The problem, however, is that nobody has looked seriously at this. Again I am indebted
to David Forrest for suggesting that a good starting point would be more research into
the way lotteries actually work.13 He has pointed out that, although big prizes are
assumed to attract big ticket sales, the UK’s Lotto Extra (which offered only one big
prize) failed, possibly because it produced too few winners. Since lottery players
generally play multiple lottery games, Dr. Forrest argues that we ought to know more
about how the games interact with each other, and about the impacts that different prize
structures would have. Such research might shed new light on whether monopoly is the
right economic structure for maximising lottery revenue.
On the whole, one sees more innovation, greater cost efficiency and better value for
money in competitive forms of gambling than in state-licensed monopolies. Lottery
returns to players are generally a good deal lower than in any other form of gambling. In
Britain, about 45 per cent of money staked on the National Lottery is returned to players.
In betting, the figure is closer to 80 per cent, and with fixed-odds betting terminals 97 per
cent.
But even in forms of gambling subject to competition, governments intervene as and
when they think they should.
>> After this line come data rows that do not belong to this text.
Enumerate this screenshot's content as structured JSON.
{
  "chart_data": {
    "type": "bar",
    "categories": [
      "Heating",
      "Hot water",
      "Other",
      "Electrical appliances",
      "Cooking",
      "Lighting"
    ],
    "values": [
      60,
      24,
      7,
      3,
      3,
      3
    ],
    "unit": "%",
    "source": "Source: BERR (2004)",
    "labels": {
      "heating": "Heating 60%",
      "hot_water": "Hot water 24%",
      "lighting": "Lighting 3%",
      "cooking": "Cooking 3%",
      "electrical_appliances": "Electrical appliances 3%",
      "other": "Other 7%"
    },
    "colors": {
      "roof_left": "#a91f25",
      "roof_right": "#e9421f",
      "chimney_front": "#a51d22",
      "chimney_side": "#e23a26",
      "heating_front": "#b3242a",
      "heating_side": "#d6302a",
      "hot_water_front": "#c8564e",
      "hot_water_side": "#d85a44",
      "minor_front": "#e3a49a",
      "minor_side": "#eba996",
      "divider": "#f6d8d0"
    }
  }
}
Let me give you an example. When fixed-odds betting
terminals started to become popular in Britain, the government seriously contemplated a
ban on them because one Minister had seen what he regarded as similar machines
(“pokey” machines) being addictively played in Australia. No matter that the machine
specifications as between Australia and Britain were different, or that Australia allows
gambling and alcohol to be mixed in a way that Britain does not, the government’s kneejerk
reaction here was that fixed-odds betting terminals had to be stopped before they
caused a flood of gambling proliferation and addiction.
After a flurry of exchanges
between the government and bookmakers calmer counsels prevailed and systematic
research was carried out (by Europe Economics). Yet even now, after five years, and
with a Code of Practice in place, betting terminals are still regarded as effectively on
probation by a government that has nevertheless happily sanctioned 1,250 unlimited
prize slot machines in Britain’s first Regional Casino.
If there is any good news to point to it is that governments are perhaps – and I stress
perhaps – becoming just a bit less sure about their traditional assumptions of moral
rectitude. New attitudes towards alcohol licensing have resulted in regulatory changes that narrow the long-standing gap between UK practice and other EU Member States.
Against such a background it is likely that attitudes towards gambling will continue to
change too, a process that in Britain began when the National Lottery proved to be so
popular. From a consumer welfare point of view, the open-minded re-examination of
gambling, even if it results in no changes, can only be a good thing.
Conclusions?
To conclude, what would an economist say about gambling and the internal market? At
this stage, not very much. I have no nuclear flash of new insight to offer you.
EU governments would surely have to begin by agreeing what gambling is and what role
it should play in our society.. But if they could agree on what role in society is served by
gambling, they would next need to agree on whether a single gambling market is
feasible, and whether it should be made to apply across all gambling forms.
It might be
easier with some than with others, so maybe an acceptance of gradual progress would
be wiser than an expectation of instant success.
And even if the EU could devise some form of internal harmony what about the border
between gambling in the EU and gambling in the rest of the world? Does it need to be
policed, can it be policed, and if so how?